No tocante à impugnação do ponto 8 dos factos provados aduz a recorrente a seguinte argumentação:

- Tal facto está em contradição com os documentos juntos aos autos, quer com a própria fundamentação de facto da sentença, já que nesta se diz que foi pago pelo menos o valor de 5 872,50€, e não que foi aquele o único valor pago pela Autora.
- A Ré reconheceu que recebeu nos meses de maio a Agosto de 2017 a quantia de 492,00€, distribuídos em € 123,00 por cada um desses meses, não tendo a Autora impugnado os dizeres desse documento, nomeadamente, quanto ao destino daquela transferência conforme decorre do descritivo de transferência de fls. 73 dos autos.
- Tal facto também está em contradição com o facto de a Ré e a própria sentença (na sua fundamentação) reconhecerem que no balancete de Novembro de 2016 a Autora não era devedora de qualquer quantia, tanto mais que aquele documento é oficial e da autoria da Ré, não da Autora, o que reforça a tese da Autora de que tudo estaria pago.

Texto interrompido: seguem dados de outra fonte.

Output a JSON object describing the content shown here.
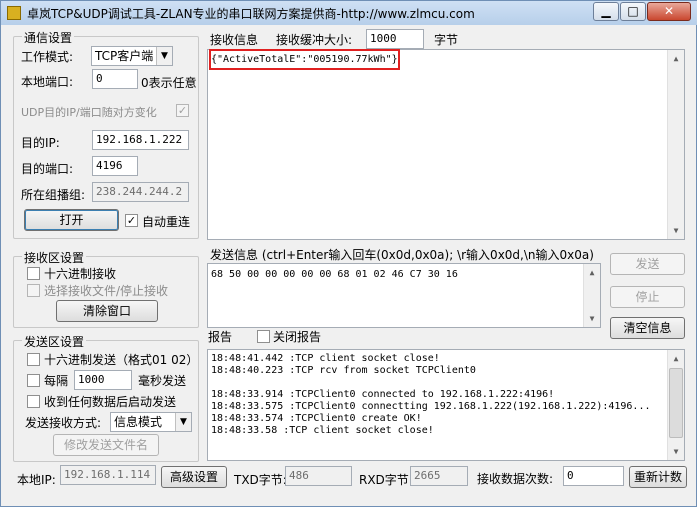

Conforme flui da argumentação antecedente, valendo-se da locução adverbial “pelo menos” utilizada pelo Julgador “a quo” na motivação da matéria de facto, pretende a recorrente que essa alocução seja aditada à resposta ao ponto 8 dos factos provados,

Contudo, sem razão.

Conforme resulta do articulado da contestação, a ré alegou que todos os pagamentos efetuados pela autora, no período entre 8/05/2012 e 19/04/2017, que totalizam a quantia de 5.872,50€ (sublinhado nosso), foram por conta dos honorários já vencidos, arrogando-se credora da autora do montante de € 12.727,50, a título de honorários vencidos e exigíveis, até à data do documento n.º 8 (19) (ou seja, 4/05/2017) - arts. 28º a 32º da contestação.

Mais alegou que, a esse débito, acrescem os honorários referentes aos meses subsequentes (maio, junho, julho, agosto e setembro de 2017), num total de 232,50€/mês x 5 meses = 1.162,50 €, sendo que, deste valor, a A. procedeu ao pagamento por conta, em 10/08/2017, da quantia de 492,00€, pelo que, à data da dedução da contestação, arrogava-se credora da A. da quantia 13.398,00€, respeitantes a honorários até á cessação do contrato (arts. 33º e 34º da contestação).

Daqui se depreende que o uso pelo Mmº Juiz “a quo” da locução adverbial “pelo menos” correspondeu a uma imprecisão terminológica, posto que a Ré sempre alegou que os únicos montantes que lhe foram pagos, a título de honorários, totalizaram as quantias de 5.872,50€ e 492,00€, respetivamente, jamais tendo deixado em aberto a admissão da existência do recebimento de outros pagamentos feitos pela A..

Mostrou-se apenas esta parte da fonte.